The police sergeant/main bad guy is being interviewed about this cowardly, crazed attack upon his men, as well as on his "successful management" of the violent rally. The fair-wage demonstrators (who had toned-down their message and their tactics in a futile attempt to win the sympathy of the liberal betrayer politician) is being depicted as a bunch of losers who have been duped by violent enemies of the nation into attacking the police and rioting.

Anyway, it becomes clear that the heroine cannot go home. The police are looking for her. One of the mentor couple's kids delivers a USB stick to her parents and they open it up to find a recording from her saying that she's safe, she's happy, she's with people who can help her, but that she won't be able to see them for a while. She'll try to communicate with them once in a while. But not to tell the police at all about this recording.

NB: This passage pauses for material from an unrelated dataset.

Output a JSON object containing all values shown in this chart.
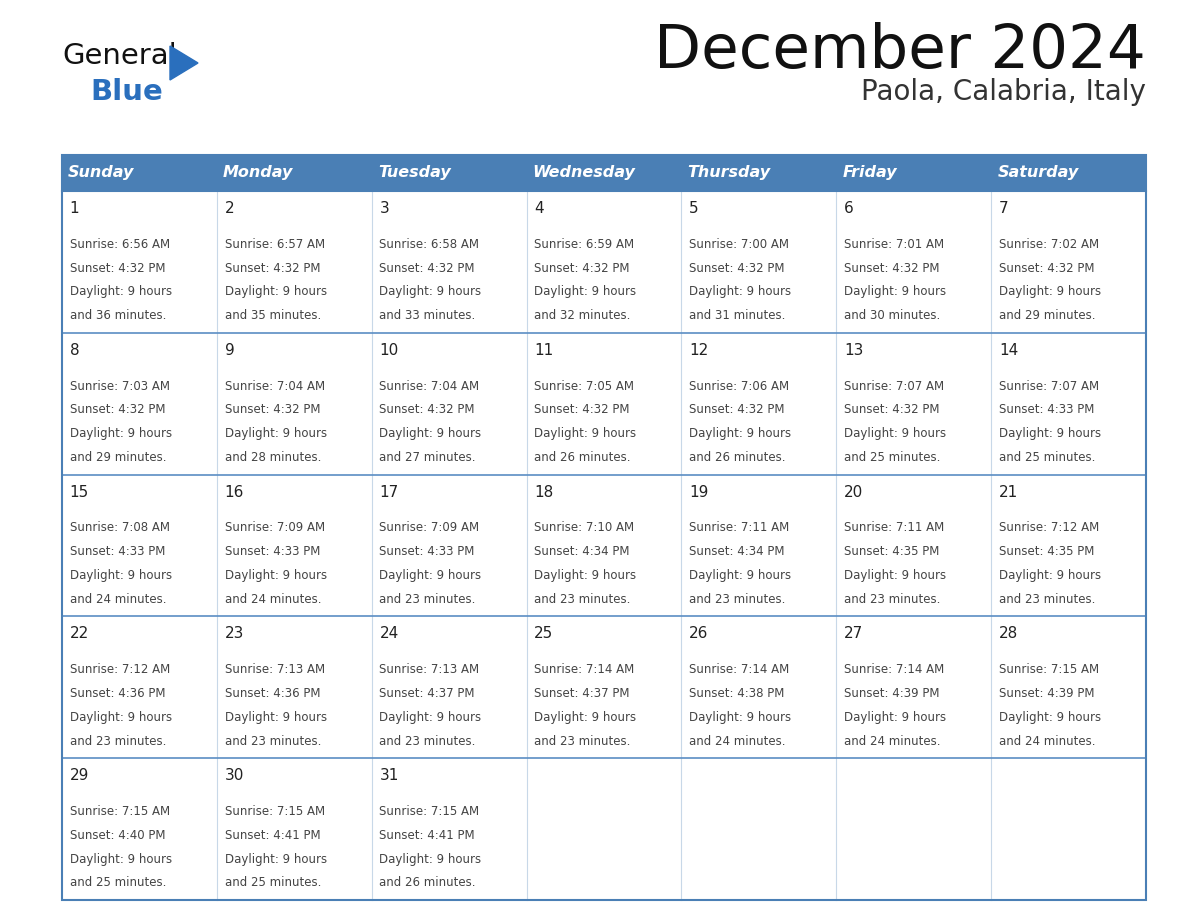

The mentor takes her out of the city (I'm thinking Los Angeles at the moment) in his working van. They'll be going to a safe-house with friends of his outside of the state. Perhaps in the desert country in the South-West. Like Arizona or something. Perhaps they'll be First Nations or perhaps they'll be people who help Latin Americans crossing the border illegally looking for work.

That's my typing for today.

2 comments:

greg said...

Please tell me everything comes out all right in the end. Maybe bees get pissed off at their dying numbers and join up with the girl. She can communicate with them and she .......grows wings. (forget it)


I'm not sure if my last comment got there. I wanted to ask if you had come across any good articles on the Founding fathers and their intent that it not be a democracy. (I've read some stuff but I am not skilled at doing searches) and then I have to figure out if the author is a lefty or righty. Some of these right wingers are clever and make it appear that they are reasonable before going off on an anti welfare rant. Sometimes it takes a couple of pages to get to that part. Thanks again.

thwap said...

greg,

I hadn't planned on any super-natural mumbo-jumbo, so I don't see that there will be any bee-wings growing out of the heroine's back.

But it's supposed to be escapist fare, so yes, everything will come out right in the end.

I have a book on my shelf that I'm too lazy to get up and look for, by a guy who wrote it under a pseudonym, that is definitely leftist, and which demonstrates that the USA is a republic and not a democracy.

The "founding fathers" of the USA were not democrats for the most part. Left-wing or right-wing, if you're looking for an argument that the USA isn't a democracy, they should both be valid for that purpose.